Kepada wartawan , Kapolsek Widang AKP Totok Wijanarko menerangkan , “ kami ( Forkopimka Widang ) bersama BPBD Tuban melaksanakan kegiatan yakni memantau kondisi banjir di sejumlah wilayah yang menempuh rute ( Dusun Jepuro Desa Ngadipuro – Dusun Tanggir Desa Patihan – Sungai Bengawan Solo – Dusun Klewer Desa Ngadipuro ), “ imbuhnya.

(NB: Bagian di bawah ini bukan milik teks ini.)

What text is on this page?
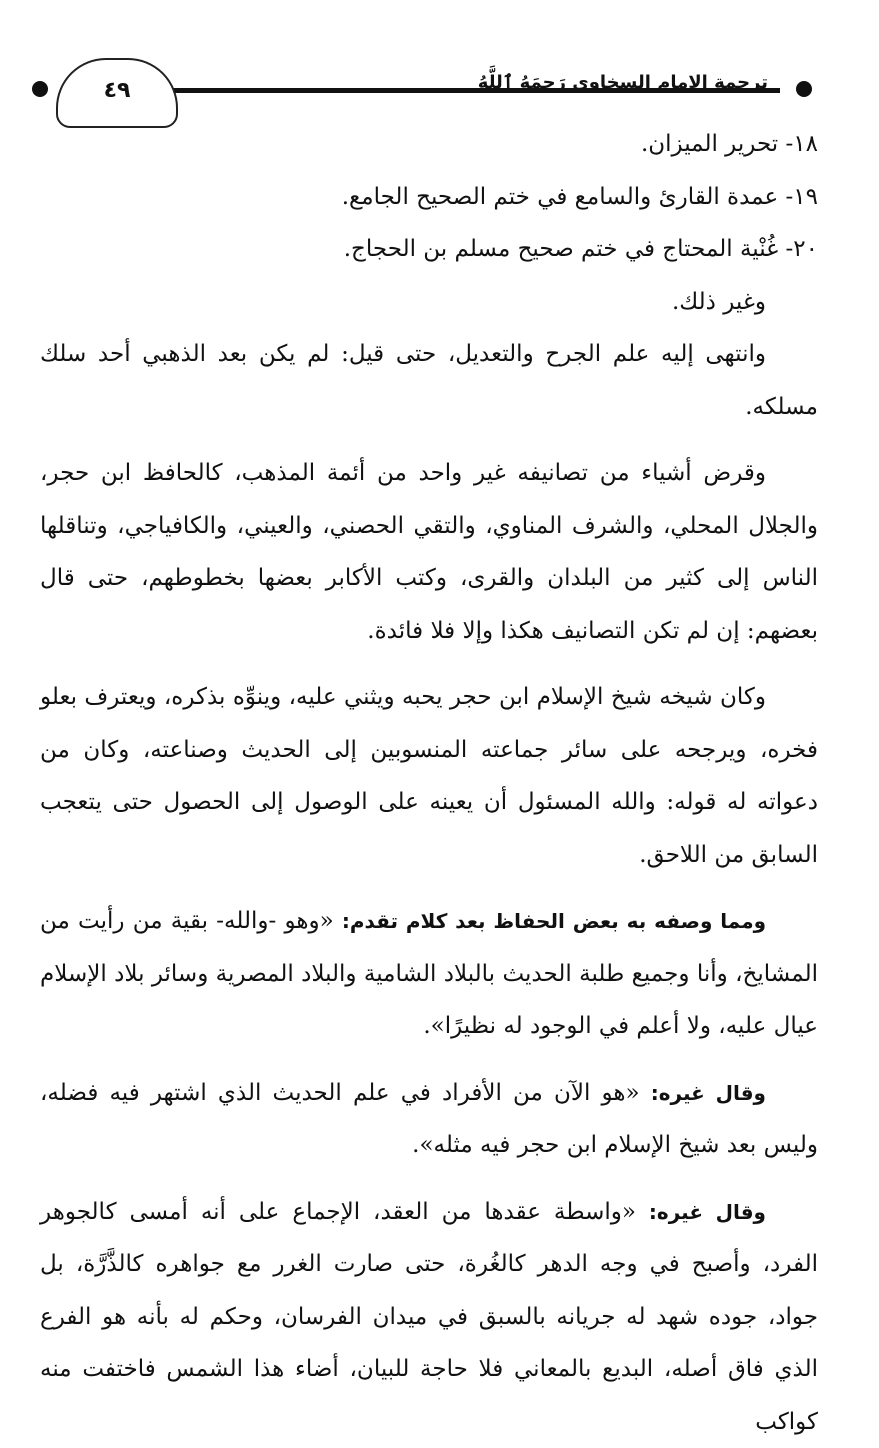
٤٩	ترجمة الإمام السخاوي رَحِمَهُ ٱللَّهُ

١٨- تحرير الميزان.

١٩- عمدة القارئ والسامع في ختم الصحيح الجامع.

٢٠- غُنْية المحتاج في ختم صحيح مسلم بن الحجاج.

وغير ذلك.

وانتهى إليه علم الجرح والتعديل، حتى قيل: لم يكن بعد الذهبي أحد سلك مسلكه.

وقرض أشياء من تصانيفه غير واحد من أئمة المذهب، كالحافظ ابن حجر، والجلال المحلي، والشرف المناوي، والتقي الحصني، والعيني، والكافياجي، وتناقلها الناس إلى كثير من البلدان والقرى، وكتب الأكابر بعضها بخطوطهم، حتى قال بعضهم: إن لم تكن التصانيف هكذا وإلا فلا فائدة.

وكان شيخه شيخ الإسلام ابن حجر يحبه ويثني عليه، وينوِّه بذكره، ويعترف بعلو فخره، ويرجحه على سائر جماعته المنسوبين إلى الحديث وصناعته، وكان من دعواته له قوله: والله المسئول أن يعينه على الوصول إلى الحصول حتى يتعجب السابق من اللاحق.

ومما وصفه به بعض الحفاظ بعد كلام تقدم: «وهو -والله- بقية من رأيت من المشايخ، وأنا وجميع طلبة الحديث بالبلاد الشامية والبلاد المصرية وسائر بلاد الإسلام عيال عليه، ولا أعلم في الوجود له نظيرًا».

وقال غيره: «هو الآن من الأفراد في علم الحديث الذي اشتهر فيه فضله، وليس بعد شيخ الإسلام ابن حجر فيه مثله».

وقال غيره: «واسطة عقدها من العقد، الإجماع على أنه أمسى كالجوهر الفرد، وأصبح في وجه الدهر كالغُرة، حتى صارت الغرر مع جواهره كالذَّرَّة، بل جواد، جوده شهد له جريانه بالسبق في ميدان الفرسان، وحكم له بأنه هو الفرع الذي فاق أصله، البديع بالمعاني فلا حاجة للبيان، أضاء هذا الشمس فاختفت منه كواكب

Masih menurut Kapolsek, ” Dengan menggunakan perahu karet, karena kondisi jalan lumpuh tergenangi banjir sehingga tidak bisa di lewati kendaraan darat,” ungkapnya.
“ Hal ini di maksudkan untuk cek lokasi yang terendam akibat luapan air Bengawan Solo dan memberikan rasa aman bagi para warga yang rumahnya terendam air, ujar AKP Totok Wijanarka saat dikonfirmasi oleh wartawan.
Sementara Camat Widang Sartono saat dikonfirmasi terpisah menjelaskan, “ sampai saat ini kami masih melakukan pendataan warga yang rumahnya terdampak banjir luapan air Bengawan Solo, sekitar 430 rumah warga dari 5 Desa di wilayah Kecamatan Widang ini, “ terangnya.
Disinggung mengenai bantuan untuk warga yang terdampak banjir, Sartono mengatakan, “ usai lakukan pendataan, kita nunggu keputusan dari Pemkab Tuban, agar bantuan bisa di salurkan tepat sasaran, “ jelas Camat Widang. ( AGUS ).